All participants had six weeks of medication optimization followed by either PCI with drug-eluting stents or the sham procedure. All received dual antiplatelet therapy prior to and following the procedure. Neither patients nor physicians outside the catheter laboratory staff, who had no further contact with patients, knew who had PCI or placebo.

No Significant Improvement

At six weeks, PCI did not significantly improve exercise time, other exercise measures or patient-reported measures, including the Canadian Cardiovascular Society class or results of the Seattle Angina Questionnaire and EQ-5D-5L questionnaire compared to sham. Despite the lack of subjective improvement, the dobutamine stress echo wall-motion scores confirmed that PCI did substantially improve blood flow.

“ORBITA asked about symptom improvement and exercise duration, which are areas where PCI should have shown maximum benefit,” Boden said. And, the improvement should have been most notable immediately after the procedure, he added, suggesting, “PCI is woefully overused in many stable angina patients who would do just as well clinically with intensive medical therapy alone—and with far fewer complications from the angioplasty procedure and the increased bleeding due to the need to take anti-clotting drugs after the stent insertions for up to one year.”

Boden emphasized that the results of the studies should not be construed to mean that PCI is not a useful procedure. “It can be lifesaving in acute heart attack. There’s no debate there,” he said. “The faster you get to a cath lab and are opened up, the better off you’ll be.”

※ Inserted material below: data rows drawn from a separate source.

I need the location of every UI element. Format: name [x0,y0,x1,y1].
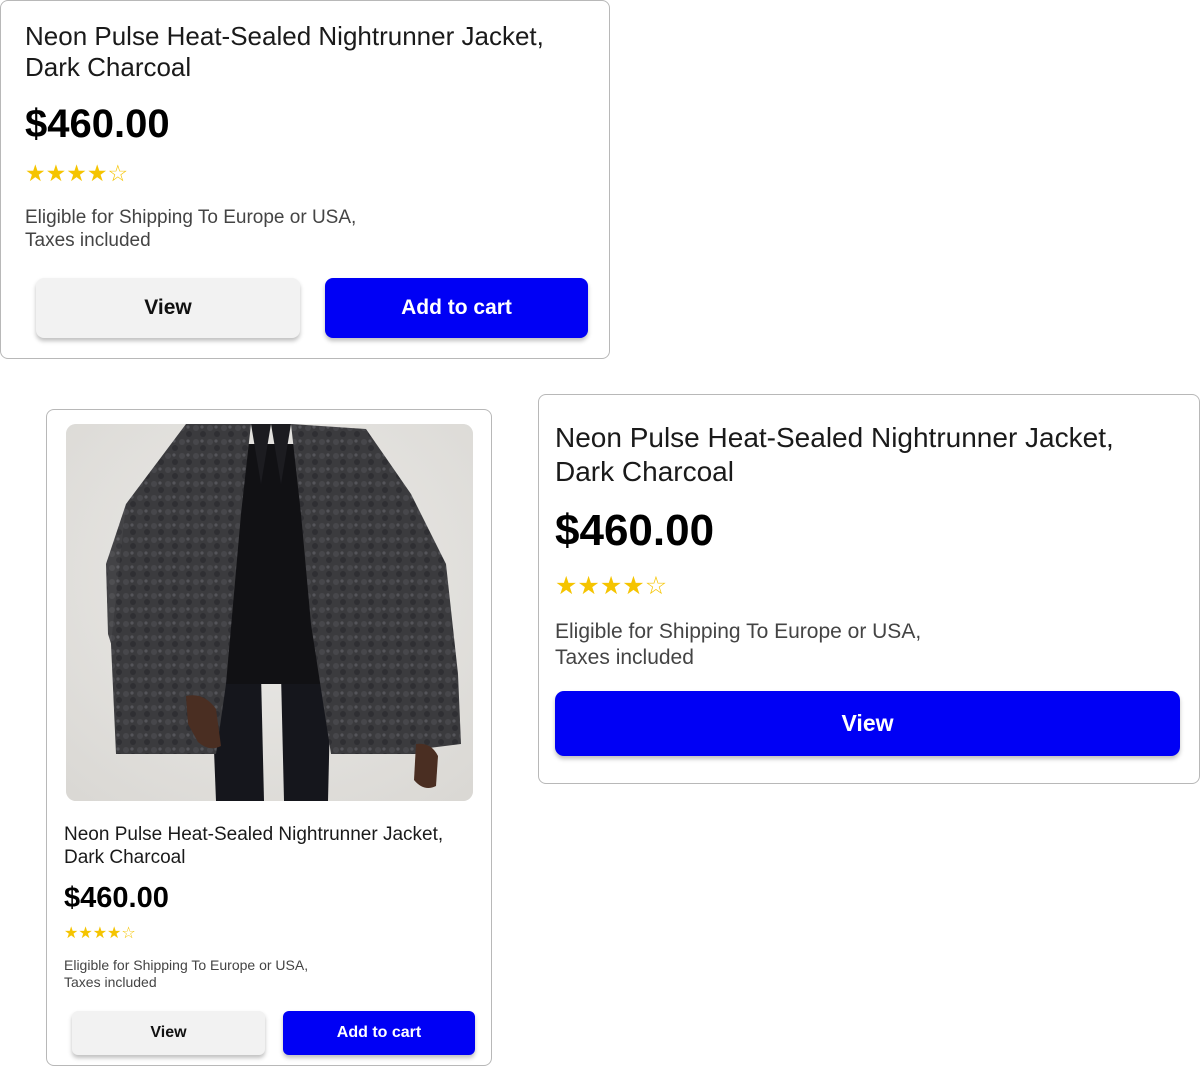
product-image[interactable] [66,424,473,801]
star-filled-icon: ★ [555,572,578,600]
product-title: Neon Pulse Heat-Sealed Nightrunner Jacke… [25,21,544,82]
star-filled-icon: ★ [45,160,67,186]
star-filled-icon: ★ [577,572,600,600]
shipping-info: Eligible for Shipping To Europe or USA, … [555,619,985,671]
star-empty-icon: ☆ [107,160,129,186]
taxes-line: Taxes included [25,230,151,251]
add-to-cart-button[interactable]: Add to cart [325,278,588,338]
taxes-line: Taxes included [64,974,157,990]
star-filled-icon: ★ [92,925,108,942]
star-empty-icon: ☆ [121,925,136,942]
star-rating: ★ ★ ★ ★ ☆ [64,924,136,944]
product-price: $460.00 [25,102,170,146]
star-empty-icon: ☆ [644,572,668,600]
shipping-line: Eligible for Shipping To Europe or USA, [555,620,922,643]
product-card-single-action: Neon Pulse Heat-Sealed Nightrunner Jacke… [538,394,1200,784]
product-title: Neon Pulse Heat-Sealed Nightrunner Jacke… [555,422,1114,487]
view-button[interactable]: View [36,278,300,338]
star-filled-icon: ★ [599,572,623,600]
shipping-info: Eligible for Shipping To Europe or USA, … [25,206,425,252]
view-button[interactable]: View [555,691,1180,756]
star-filled-icon: ★ [25,160,46,186]
product-price: $460.00 [64,882,169,914]
shipping-info: Eligible for Shipping To Europe or USA, … [64,957,384,991]
product-card-compact: Neon Pulse Heat-Sealed Nightrunner Jacke… [0,0,610,359]
star-filled-icon: ★ [64,925,79,942]
star-filled-icon: ★ [622,572,645,600]
star-filled-icon: ★ [78,925,93,942]
star-filled-icon: ★ [107,925,122,942]
shipping-line: Eligible for Shipping To Europe or USA, [25,207,357,228]
star-rating: ★ ★ ★ ★ ☆ [555,571,667,601]
star-filled-icon: ★ [86,160,108,186]
product-price: $460.00 [555,506,715,555]
star-filled-icon: ★ [66,160,87,186]
taxes-line: Taxes included [555,646,694,669]
view-button[interactable]: View [72,1011,265,1055]
shipping-line: Eligible for Shipping To Europe or USA, [64,957,309,973]
star-rating: ★ ★ ★ ★ ☆ [25,159,128,187]
product-title: Neon Pulse Heat-Sealed Nightrunner Jacke… [64,824,444,868]
add-to-cart-button[interactable]: Add to cart [283,1011,475,1055]
product-card-with-image: Neon Pulse Heat-Sealed Nightrunner Jacke… [46,409,492,1066]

The clear benefit in acute myocardial infarction might be part of the problem, he posited, as patients could be expecting the same benefit from PCI in chronic angina, pointing out, “Patients have a totally naïve expectation of what PCI accomplishes.”

Physicians may feed into that confusion, he said, explaining, “No one says, ‘You have significant narrowing of a coronary artery. I may do a stent, and if I do, you will not live longer, avoid a future heart attack or necessarily feel better.’” Instead, patients typically see a significant blockage and think that fixing the obstruction will cure their disease, Boden stated.

“We need to explain the risks to patients in terms they understand,” he said. “Tell them they will need to take two blood thinners to prevent clotting off at the stent site, that 1% to 2% of patients have heart attacks afterward, 2% to 5% develop stent thrombosis and 30% require a repeat PCI.”

  1. Boden WE, O’Rourke RA, Teo KK, Hartigan PM, Maron DJ, Kostuk WJ, Knudtson M, Dada M, Casperson P, Harris CL, Chaitman BR, Shaw L, Gosselin G, Nawaz S, Title LM, Gau G, Blaustein AS, Booth DC, Bates ER, Spertus JA, Berman DS, Mancini GB, Weintraub WS; COURAGE Trial Research Group. Optimal medical therapy with or without PCI for stable coronary disease. N Engl J Med. 2007 Apr 12;356(15):1503-16. Epub 2007 Mar 26.
  2. Sedlis SP, Hartigan PM, Teo KK, Maron DJ, Spertus JA, Mancini GB, Kostuk W, Chaitman BR, Berman D, Lorin JD, Dada M, Weintraub WS, Boden WE; COURAGE Trial Investigators. Effect of PCI on Long-Term Survival in Patients with Stable Ischemic Heart Disease. N Engl J Med. 2015 Nov 12;373(20):1937-46.
  3. Al-Lamee R, Thompson D, Dehbi HM, Sen S, Tang K, Davies J, Keeble T, Mielewczik M, Kaprielian R, Malik IS, Nijjer SS, Petraco R, Cook C, Ahmad Y, Howard J, Baker C, Sharp A, Gerber R, Talwar S, Assomull R, Mayet J, Wensel R, Collier D, Shun-Shin M, Thom SA, Davies JE, Francis DP; ORBITA investigators. Percutaneous coronary intervention in stable angina (ORBITA): a double-blind, randomised controlled trial. Lancet. 2017 Nov 1. pii: S0140-6736(17)32714-9.
  4. Sandhu A, Stanislawski MA, Grunwald GK, Guinn K, Valle J, Matlock D, Ho PM, Maddox TM, Bradley SM. Variation in Management of Patients With Obstructive Coronary Artery Disease: Insights From the Veterans Affairs Clinical Assessment and Reporting Tool (VA CART) Program. J Am Heart Assoc. 2017 Sep 12;6(9). pii: e006336.